Yankees manager Aaron Boone said that Judge is “pretty sore” following the injection and that the team would reveal a target date for Judge’s return after its upcoming series against the Red Sox.
“It’s really about getting the swelling out of there, which I’m sure will be [in] the next several days, and then hopefully we’ll have a better idea of the timeline, possibly by the weekend,” Boone said.
But the tea leaves seem to indicate that we’re talking about a Judge absence measured in weeks, not days, and that’s a significant concern for the Yankees.
Judge played in 157 games last season, a remarkable campaign that saw him eclipse Roger Maris’ single-season American League home run record before scoring a nine-year, $360 million deal to claim his forever pinstripes.
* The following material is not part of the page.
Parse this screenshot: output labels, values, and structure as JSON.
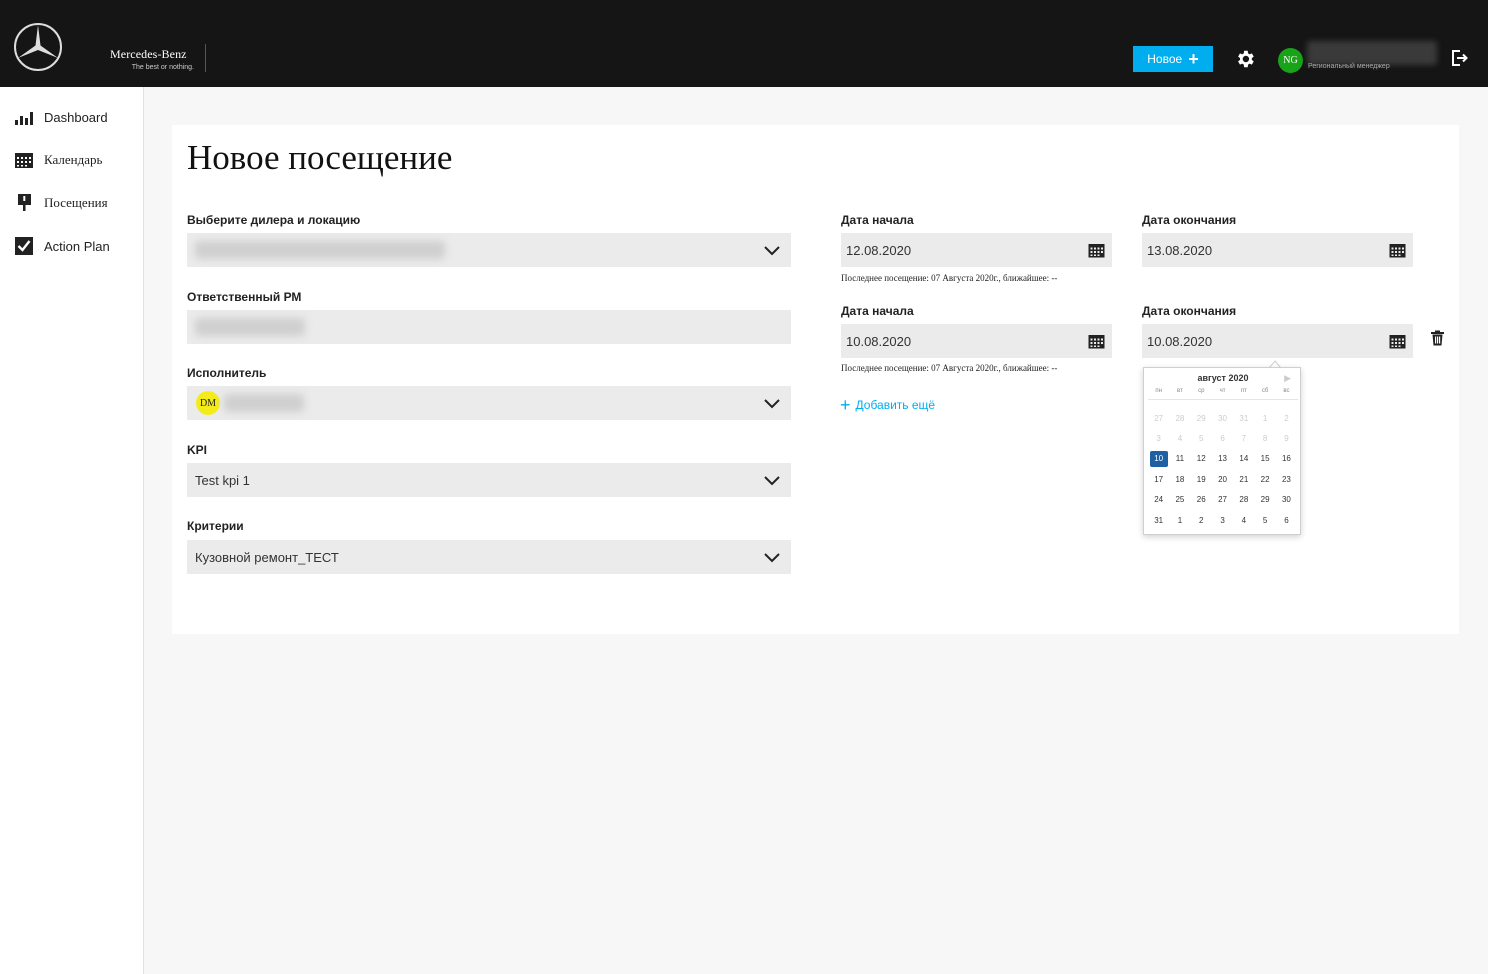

Though Judge missed 10 games from April 28-May 8 of this season with a strained right hip, he still leads all Major League qualifiers with a .674 slugging percentage and a 189 wRC+ this season, while belting 13 home runs over his last 19 games.
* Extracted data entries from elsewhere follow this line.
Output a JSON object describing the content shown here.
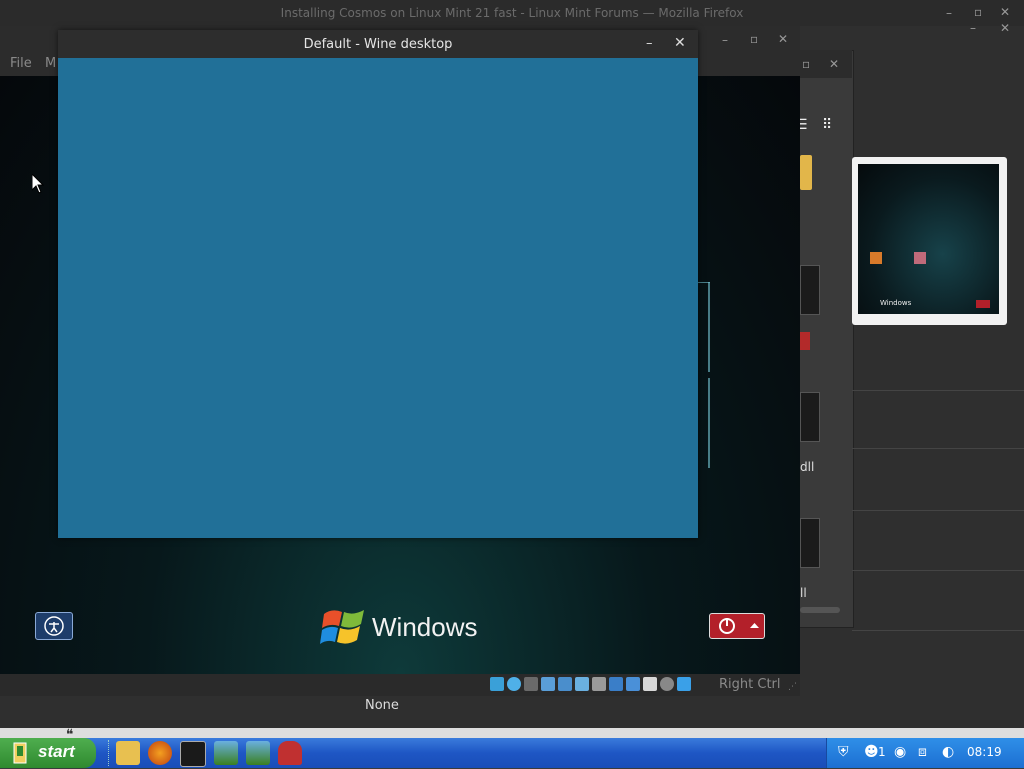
{
  "background_window": {
    "title": "Installing Cosmos on Linux Mint 21 fast - Linux Mint Forums — Mozilla Firefox",
    "min_glyph": "–",
    "max_glyph": "▫",
    "close_glyph": "✕"
  },
  "virtualbox": {
    "menu_file": "File",
    "menu_machine": "M",
    "host_key": "Right Ctrl",
    "status_icon_names": [
      "network-icon",
      "cd-icon",
      "floppy-icon",
      "audio-icon",
      "display-icon",
      "usb-icon",
      "shared-folder-icon",
      "recording-icon",
      "capture-icon",
      "mouse-icon",
      "keyboard-icon",
      "arrow-icon"
    ],
    "vm_bottom_label": "Windows",
    "footer_label": "None"
  },
  "wine_window": {
    "title": "Default - Wine desktop",
    "min_glyph": "–",
    "close_glyph": "✕",
    "background_color": "#217098"
  },
  "file_manager": {
    "label_dll": "dll",
    "label_ll": "ll",
    "thumbnail_caption": "Windows"
  },
  "taskbar": {
    "start_label": "start",
    "clock": "08:19",
    "tray_count": "1",
    "quick_launch_icons": [
      "folder-icon",
      "firefox-icon",
      "terminal-icon",
      "virtualbox-icon",
      "virtualbox-icon",
      "wine-icon"
    ]
  },
  "colors": {
    "taskbar_blue": "#1e56c4",
    "start_green": "#2f8a2f",
    "power_red": "#b3202a"
  }
}
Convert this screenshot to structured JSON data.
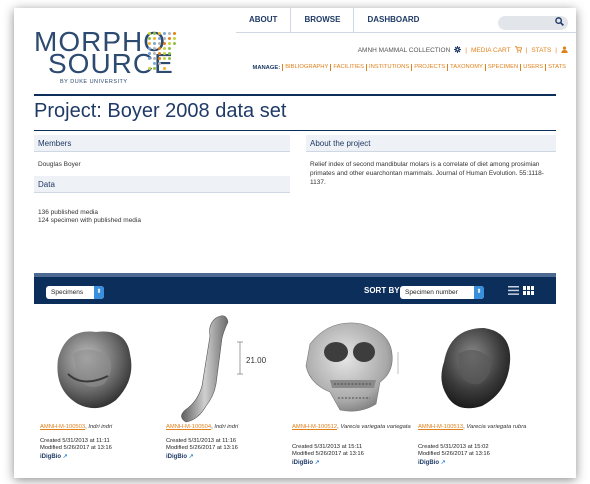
{
  "logo": {
    "line1": "MORPHO",
    "line2": "SOURCE",
    "sub": "BY DUKE UNIVERSITY"
  },
  "topnav": {
    "items": [
      "ABOUT",
      "BROWSE",
      "DASHBOARD"
    ]
  },
  "search": {
    "placeholder": ""
  },
  "collection_row": {
    "collection": "AMNH MAMMAL COLLECTION",
    "media_cart": "MEDIA CART",
    "stats": "STATS"
  },
  "manage": {
    "label": "MANAGE:",
    "links": [
      "BIBLIOGRAPHY",
      "FACILITIES",
      "INSTITUTIONS",
      "PROJECTS",
      "TAXONOMY",
      "SPECIMEN",
      "USERS",
      "STATS"
    ]
  },
  "project": {
    "title": "Project: Boyer 2008 data set",
    "members_heading": "Members",
    "member": "Douglas Boyer",
    "data_heading": "Data",
    "data_line1": "136 published media",
    "data_line2": "124 specimen with published media",
    "about_heading": "About the project",
    "about_text": "Relief index of second mandibular molars is a correlate of diet among prosimian primates and other euarchontan mammals. Journal of Human Evolution. 55:1118-1137."
  },
  "toolbar": {
    "view_select": "Specimens",
    "sort_label": "SORT BY",
    "sort_select": "Specimen number"
  },
  "cards": [
    {
      "number": "AMNH-M-100503",
      "species": "Indri indri",
      "created": "Created 5/31/2013 at 11:11",
      "modified": "Modified 5/26/2017 at 13:16",
      "idig": "iDigBio"
    },
    {
      "number": "AMNH-M-100504",
      "species": "Indri indri",
      "created": "Created 5/31/2013 at 11:16",
      "modified": "Modified 5/26/2017 at 13:16",
      "idig": "iDigBio",
      "scale": "21.00"
    },
    {
      "number": "AMNH-M-100512",
      "species": "Varecia variegata variegata",
      "created": "Created 5/31/2013 at 15:11",
      "modified": "Modified 5/26/2017 at 13:16",
      "idig": "iDigBio"
    },
    {
      "number": "AMNH-M-100513",
      "species": "Varecia variegata rubra",
      "created": "Created 5/31/2013 at 15:02",
      "modified": "Modified 5/26/2017 at 13:16",
      "idig": "iDigBio"
    }
  ],
  "colors": {
    "navy": "#0c2e5b",
    "orange": "#e0811b",
    "title_blue": "#1f3a66"
  }
}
But here's a stat that may be the most significant: the Yankees are 30-19 when Judge plays this season, and 6-7 when he does not, including Tuesday’s loss to the White Sox.
“Can’t replace that guy, from a leadership standpoint [or] from a playing standpoint,” said third baseman Josh Donaldson. “We’re just really going to have to come together as a team and grind out at-bats, play good defense, pitch the ball well, and hopefully you keep winning ballgames until he gets back.”
Judge was sidelined soon after Giancarlo Stanton and Donaldson returned from their respective hamstring injuries this past season, and as Harrison Bader continues to mend a hamstring injury, hopefully returning late this weekend or early next week.
Incredibly, the Yanks have not had Bader, Judge and Stanton together in the lineup for a single game yet this season. In the meantime, look for Jake Bauers, Willie Calhoun, Isiah Kiner-Falefa and others to pick up outfield at-bats while Judge recuperates.
Speaking on Sunday in Los Angeles, Judge said that he believes a strong mentality in the clubhouse helps the team power through injuries to star players.
“These past couple of years, we’ve talked about all these top prospects we have, guys on the cusp of getting the chance to be in the big leagues,” he said. “Now we’re getting a chance to see some of those guys.
“Speaking specifically of [Oswaldo] Cabrera, two long flights, also hits a homer in his first game back and is making great plays for us on defense and playing wherever he needs to. I think everybody has a good mindset, and they’re ready for the role when they get it.”
Who holds the Yankees’ franchise record for hits in a single season?
A) Joe DiMaggio
B) Lou Gehrig
C) Derek Jeter
D) Don Mattingly
THIS DATE IN YANKEES HISTORY
June 8, 1969: “Mickey Mantle Day” was celebrated at Yankee Stadium, as The Mick’s No. 7 jersey was retired with a Monument Park plaque unveiled in his honor. The Yankees swept a doubleheader from the White Sox by scores of 3-1 and 11-2.
“Donnie Baseball” stroked 238 hits during the 1986 season, an All-Star campaign in which Mattingly batted .352 and paced the Majors in plate appearances (742), hits, doubles (53), slugging percentage (.573), OPS (.967) and total bases (388).